Tuesday, June 19, 2012

Authentic Happiness


Martin E. P. Seligman, PhD is a psychologist of long standing and teaches at the University of Pennsylvania. A past president of the American Psychology Association, Seligman has spent decades teaching, doing and researching abnormal psychology. In fact that is what the field was expected to do, address abnormal psychology in order to help people deal with their situations.

However, Dr. Seligman grew uncomfortable with this assignment of role for his field over a number of years. His focus increasingly fell on what makes people happy, and what elements of psychology are responsible for that? After years of probing and research Seligman published a book in 2002 entitled Authentic Happiness.

Seligman ends his book with this paragraph:
The good life consists in deriving happiness by using your signature strengths every day in the main realms of living. The meaningful life adds one more component: using these same strengths to forward knowledge, power, or goodness. A life that does this is pregnant with meaning and if God comes at the end, such a life is sacred.”

The yin and yang of life provide both positive and negative elements of our personhood. Good and bad comes from these elements. Over time the bad may lead to poor mental health; but the opposite is true as well: strong positive mental health is the norm. Rather than always focusing on poor mental health, why not use the positive elements intentionally to elevate successful lives? In a nutshell that is the message of the book.

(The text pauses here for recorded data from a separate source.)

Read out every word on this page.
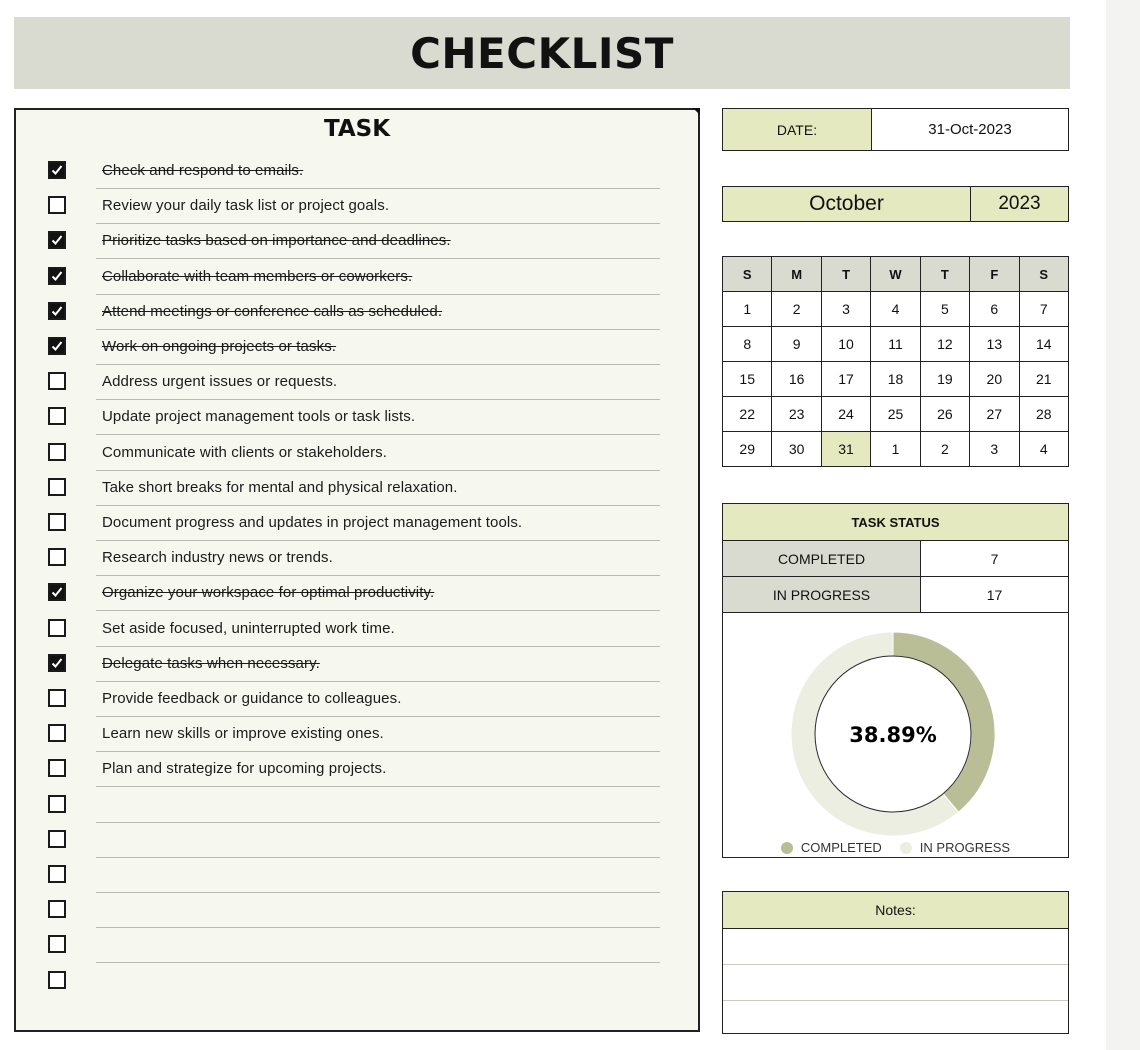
CHECKLIST
TASK
Check and respond to emails.
Review your daily task list or project goals.
Prioritize tasks based on importance and deadlines.
Collaborate with team members or coworkers.
Attend meetings or conference calls as scheduled.
Work on ongoing projects or tasks.
Address urgent issues or requests.
Update project management tools or task lists.
Communicate with clients or stakeholders.
Take short breaks for mental and physical relaxation.
Document progress and updates in project management tools.
Research industry news or trends.
Organize your workspace for optimal productivity.
Set aside focused, uninterrupted work time.
Delegate tasks when necessary.
Provide feedback or guidance to colleagues.
Learn new skills or improve existing ones.
Plan and strategize for upcoming projects.
DATE:	31-Oct-2023
October	2023
S	M	T	W	T	F	S
1	2	3	4	5	6	7
8	9	10	11	12	13	14
15	16	17	18	19	20	21
22	23	24	25	26	27	28
29	30	31	1	2	3	4
TASK STATUS
COMPLETED	7
IN PROGRESS	17
38.89%
COMPLETED	IN PROGRESS
Notes:
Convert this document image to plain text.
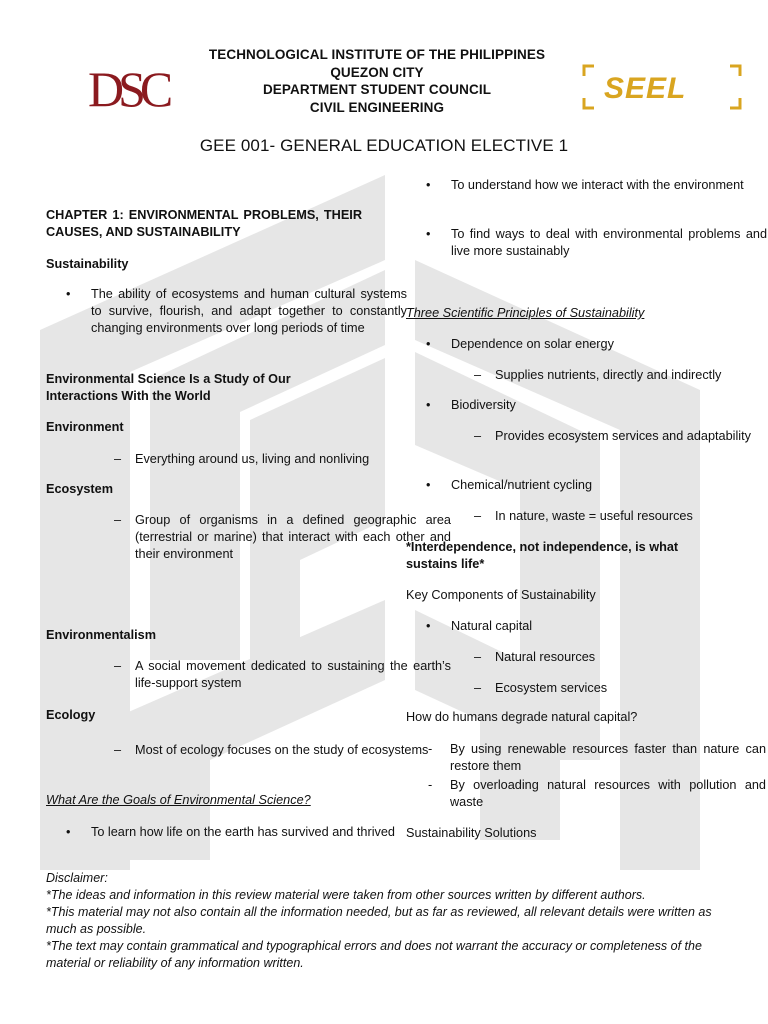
DSC	SEEL
TECHNOLOGICAL INSTITUTE OF THE PHILIPPINES
QUEZON CITY
DEPARTMENT STUDENT COUNCIL
CIVIL ENGINEERING
GEE 001- GENERAL EDUCATION ELECTIVE 1
CHAPTER 1: ENVIRONMENTAL PROBLEMS, THEIR CAUSES, AND SUSTAINABILITY
Sustainability
• The ability of ecosystems and human cultural systems to survive, flourish, and adapt together to constantly changing environments over long periods of time
Environmental Science Is a Study of Our Interactions With the World
Environment
– Everything around us, living and nonliving
Ecosystem
– Group of organisms in a defined geographic area (terrestrial or marine) that interact with each other and their environment
Environmentalism
– A social movement dedicated to sustaining the earth’s life-support system
Ecology
– Most of ecology focuses on the study of ecosystems
What Are the Goals of Environmental Science?
• To learn how life on the earth has survived and thrived
• To understand how we interact with the environment
• To find ways to deal with environmental problems and live more sustainably
Three Scientific Principles of Sustainability
• Dependence on solar energy
– Supplies nutrients, directly and indirectly
• Biodiversity
– Provides ecosystem services and adaptability
• Chemical/nutrient cycling
– In nature, waste = useful resources
*Interdependence, not independence, is what sustains life*
Key Components of Sustainability
• Natural capital
– Natural resources
– Ecosystem services
How do humans degrade natural capital?
- By using renewable resources faster than nature can restore them
- By overloading natural resources with pollution and waste
Sustainability Solutions
Disclaimer:
*The ideas and information in this review material were taken from other sources written by different authors.
*This material may not also contain all the information needed, but as far as reviewed, all relevant details were written as much as possible.
*The text may contain grammatical and typographical errors and does not warrant the accuracy or completeness of the material or reliability of any information written.
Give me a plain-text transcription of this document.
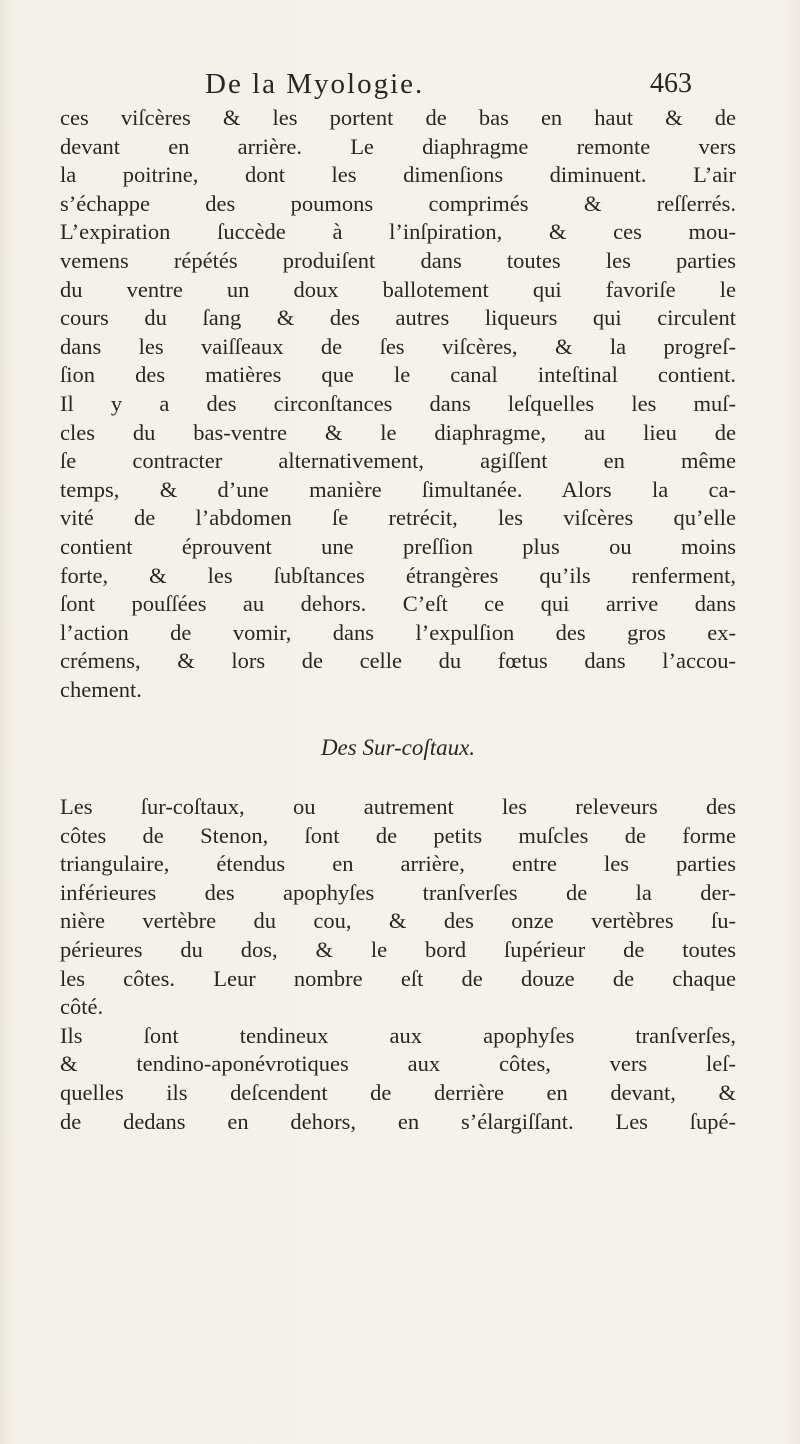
De la Myologie.	463
ces viſcères & les portent de bas en haut & de
devant en arrière. Le diaphragme remonte vers
la poitrine, dont les dimenſions diminuent. L’air
s’échappe des poumons comprimés & reſſerrés.
L’expiration ſuccède à l’inſpiration, & ces mou-
vemens répétés produiſent dans toutes les parties
du ventre un doux ballotement qui favoriſe le
cours du ſang & des autres liqueurs qui circulent
dans les vaiſſeaux de ſes viſcères, & la progreſ-
ſion des matières que le canal inteſtinal contient.
Il y a des circonſtances dans leſquelles les muſ-
cles du bas-ventre & le diaphragme, au lieu de
ſe contracter alternativement, agiſſent en même
temps, & d’une manière ſimultanée. Alors la ca-
vité de l’abdomen ſe retrécit, les viſcères qu’elle
contient éprouvent une preſſion plus ou moins
forte, & les ſubſtances étrangères qu’ils renferment,
ſont pouſſées au dehors. C’eſt ce qui arrive dans
l’action de vomir, dans l’expulſion des gros ex-
crémens, & lors de celle du fœtus dans l’accou-
chement.
Des Sur-coſtaux.
Les ſur-coſtaux, ou autrement les releveurs des
côtes de Stenon, ſont de petits muſcles de forme
triangulaire, étendus en arrière, entre les parties
inférieures des apophyſes tranſverſes de la der-
nière vertèbre du cou, & des onze vertèbres ſu-
périeures du dos, & le bord ſupérieur de toutes
les côtes. Leur nombre eſt de douze de chaque
côté.
Ils ſont tendineux aux apophyſes tranſverſes,
& tendino-aponévrotiques aux côtes, vers leſ-
quelles ils deſcendent de derrière en devant, &
de dedans en dehors, en s’élargiſſant. Les ſupé-
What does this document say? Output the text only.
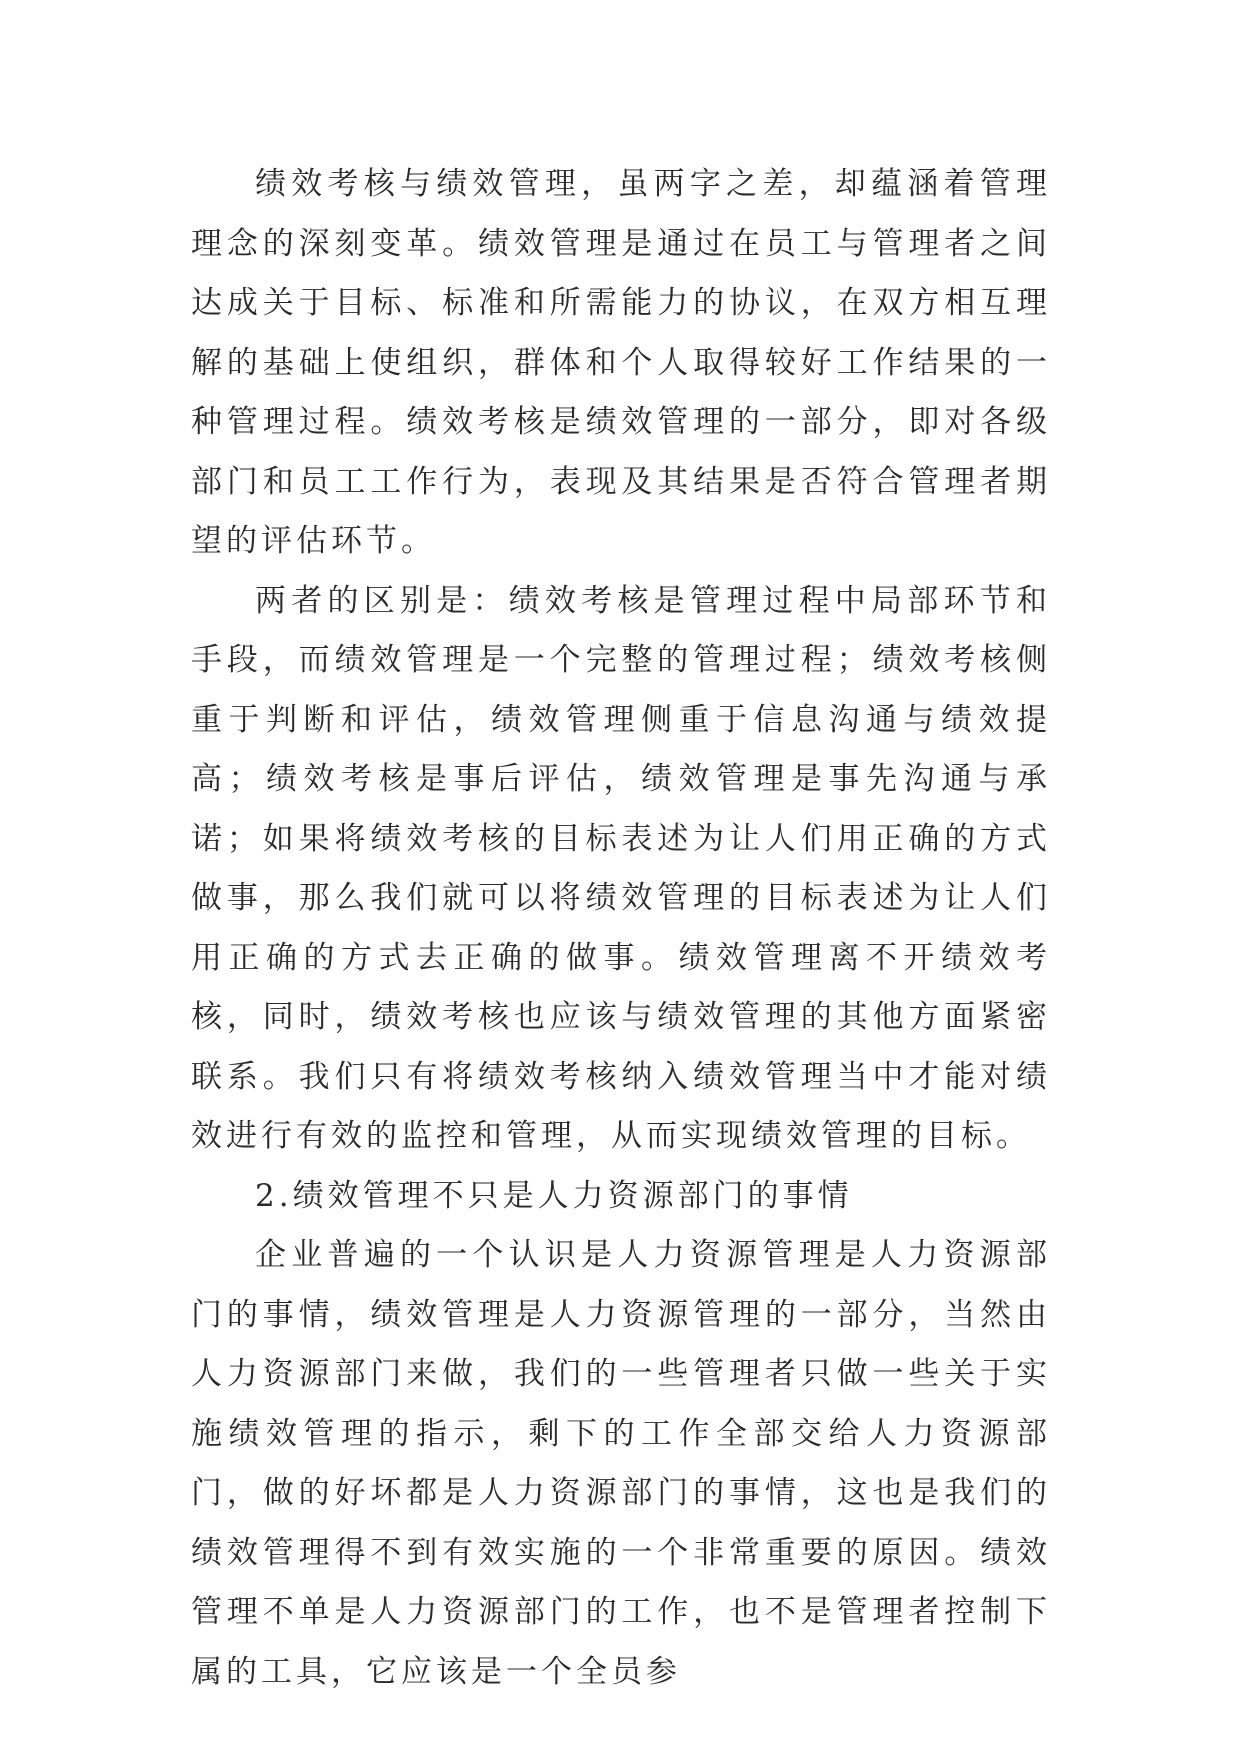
绩效考核与绩效管理，虽两字之差，却蕴涵着管理理念的深刻变革。绩效管理是通过在员工与管理者之间达成关于目标、标准和所需能力的协议，在双方相互理解的基础上使组织，群体和个人取得较好工作结果的一种管理过程。绩效考核是绩效管理的一部分，即对各级部门和员工工作行为，表现及其结果是否符合管理者期望的评估环节。

两者的区别是：绩效考核是管理过程中局部环节和手段，而绩效管理是一个完整的管理过程；绩效考核侧重于判断和评估，绩效管理侧重于信息沟通与绩效提高；绩效考核是事后评估，绩效管理是事先沟通与承诺；如果将绩效考核的目标表述为让人们用正确的方式做事，那么我们就可以将绩效管理的目标表述为让人们用正确的方式去正确的做事。绩效管理离不开绩效考核，同时，绩效考核也应该与绩效管理的其他方面紧密联系。我们只有将绩效考核纳入绩效管理当中才能对绩效进行有效的监控和管理，从而实现绩效管理的目标。

2.绩效管理不只是人力资源部门的事情

企业普遍的一个认识是人力资源管理是人力资源部门的事情，绩效管理是人力资源管理的一部分，当然由人力资源部门来做，我们的一些管理者只做一些关于实施绩效管理的指示，剩下的工作全部交给人力资源部门，做的好坏都是人力资源部门的事情，这也是我们的绩效管理得不到有效实施的一个非常重要的原因。绩效管理不单是人力资源部门的工作，也不是管理者控制下属的工具，它应该是一个全员参
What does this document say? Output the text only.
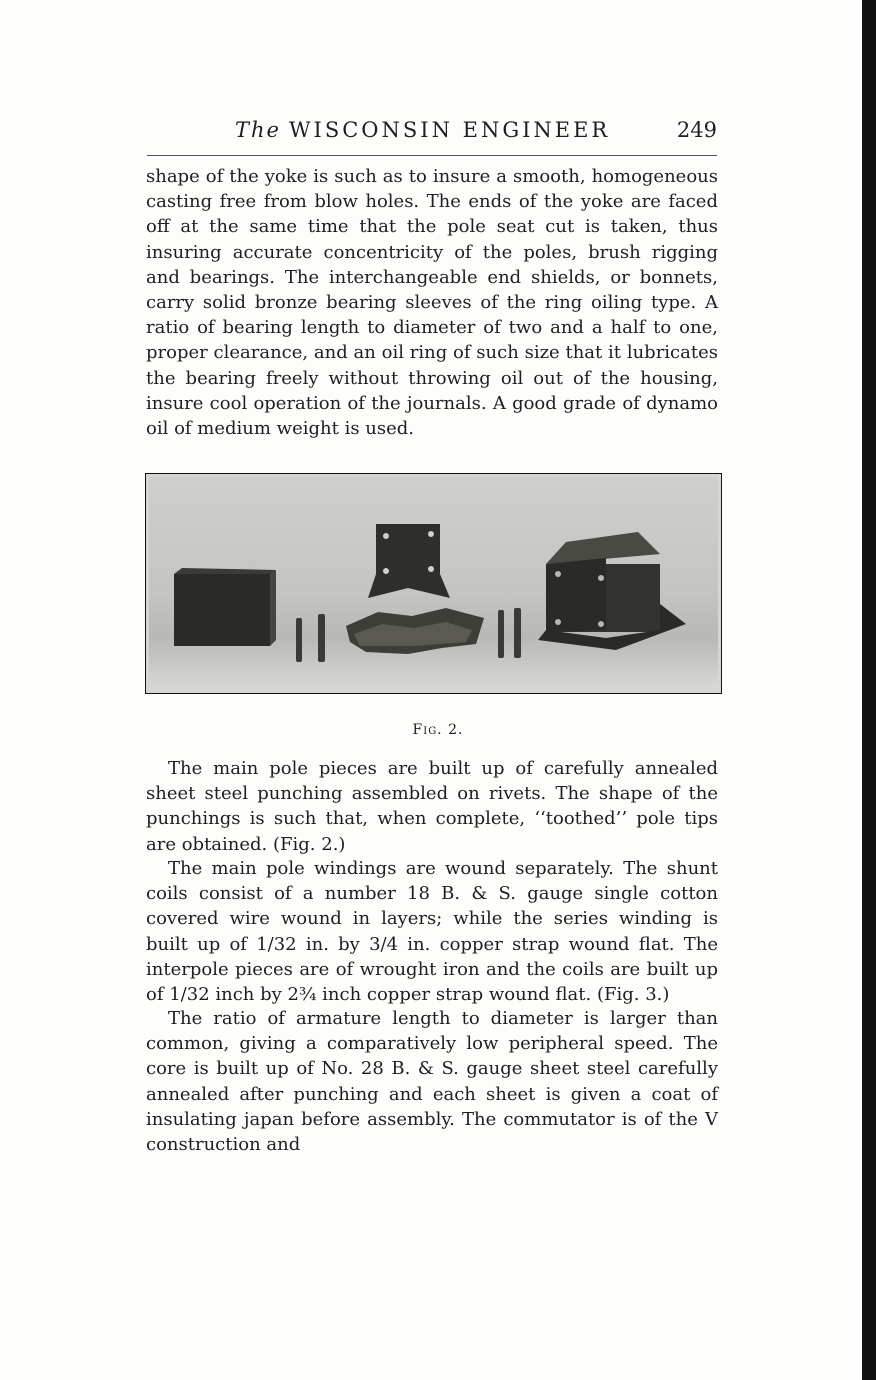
The WISCONSIN ENGINEER	249

shape of the yoke is such as to insure a smooth, homogeneous casting free from blow holes. The ends of the yoke are faced off at the same time that the pole seat cut is taken, thus insuring accurate concentricity of the poles, brush rigging and bearings. The interchangeable end shields, or bonnets, carry solid bronze bearing sleeves of the ring oiling type. A ratio of bearing length to diameter of two and a half to one, proper clearance, and an oil ring of such size that it lubricates the bearing freely without throwing oil out of the housing, insure cool operation of the journals. A good grade of dynamo oil of medium weight is used.

Fig. 2.

The main pole pieces are built up of carefully annealed sheet steel punching assembled on rivets. The shape of the punchings is such that, when complete, ‘‘toothed’’ pole tips are obtained. (Fig. 2.)

The main pole windings are wound separately. The shunt coils consist of a number 18 B. & S. gauge single cotton covered wire wound in layers; while the series winding is built up of 1/32 in. by 3/4 in. copper strap wound flat. The interpole pieces are of wrought iron and the coils are built up of 1/32 inch by 2¾ inch copper strap wound flat. (Fig. 3.)

The ratio of armature length to diameter is larger than common, giving a comparatively low peripheral speed. The core is built up of No. 28 B. & S. gauge sheet steel carefully annealed after punching and each sheet is given a coat of insulating japan before assembly. The commutator is of the V construction and
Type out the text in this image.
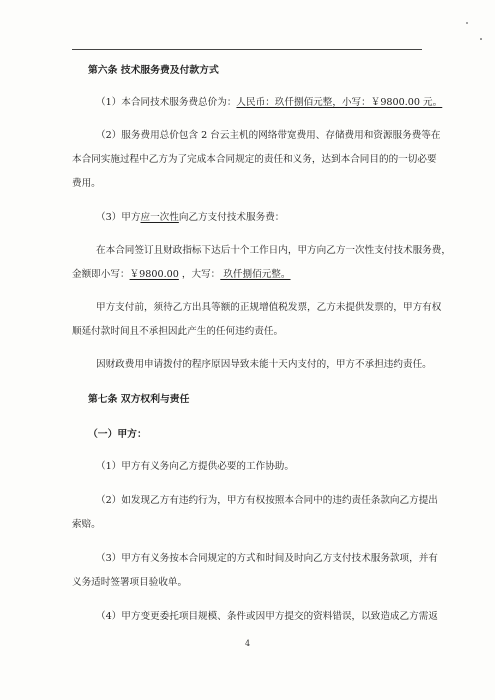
第六条 技术服务费及付款方式
（1）本合同技术服务费总价为：人民币：玖仟捌佰元整，小写：￥9800.00 元。
（2）服务费用总价包含 2 台云主机的网络带宽费用、存储费用和资源服务费等在
本合同实施过程中乙方为了完成本合同规定的责任和义务，达到本合同目的的一切必要
费用。
（3）甲方应一次性向乙方支付技术服务费：
在本合同签订且财政指标下达后十个工作日内，甲方向乙方一次性支付技术服务费，
金额即小写：￥9800.00 ，大写： 玖仟捌佰元整。
甲方支付前，须待乙方出具等额的正规增值税发票，乙方未提供发票的，甲方有权
顺延付款时间且不承担因此产生的任何违约责任。
因财政费用申请拨付的程序原因导致未能十天内支付的，甲方不承担违约责任。
第七条 双方权利与责任
（一）甲方：
（1）甲方有义务向乙方提供必要的工作协助。
（2）如发现乙方有违约行为，甲方有权按照本合同中的违约责任条款向乙方提出
索赔。
（3）甲方有义务按本合同规定的方式和时间及时向乙方支付技术服务款项，并有
义务适时签署项目验收单。
（4）甲方变更委托项目规模、条件或因甲方提交的资料错误，以致造成乙方需返
4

Interestingly, there are many positive programs that do just this. Most 12-step programs do this.  As practitioners of Alcoholics Anonymous come out of the fog of addiction to the brighter space of possibility and potential, happiness emerges; joy happens. It is a remarkable turnaround. Focus on the positive and explore personal strengths. The addictions ebb and strength prevails. Battling resentments to the background so the creative energy can shine, makes all the difference.

Optimism is its own reward. As Martin Luther King, Jr. said:
“If you can’t fly then run, if you can’t run then walk, if you can’t walk then crawl, but whatever you do you have to keep moving forward.”

Keep moving. No one will do it for you. Each of us needs to do this work ourselves. It builds strength, resilience and the realization that we can do things we otherwise doubted we could. As Anonymous said:
“Anyone can give up; it’s the easiest thing in the world to do. But to hold it together when everyone else would understand if you fell apart, that’s true strength.”

It’s your life. What do you want to make of it? What are your passions to follow? What’s your dream for the long term future? Are you willing to work at it to make it come true? The Blogging for Change website offers this advice:
“A person’s most useful asset is not the head full of knowledge, but a heart full of love, and ear ready to listen, and a hand willing to help.”

And if each of us can do this with our own lives, just think what we can do together for our city, county, neighborhood, state and nation? The possibilities are endless. Each chooses what matters the most to them. Others focus on their primary issues. Together our work connects in the future somewhere distant in time, but still positively present in all of our lives. Utopia? Far from it! But something better than the problems we deal with now. Doing something about them is good for us. It builds strong mental health. And all from focusing on the positive rather than the negative.

How refreshing!

A final quote from the Internet:
“Three simple rules in life:
1.      If you do not go after what you want, you’ll never have it.
2.      If you do not ask, the answer will always be no.
3.      If you do not step forward, you will always be in the same place.”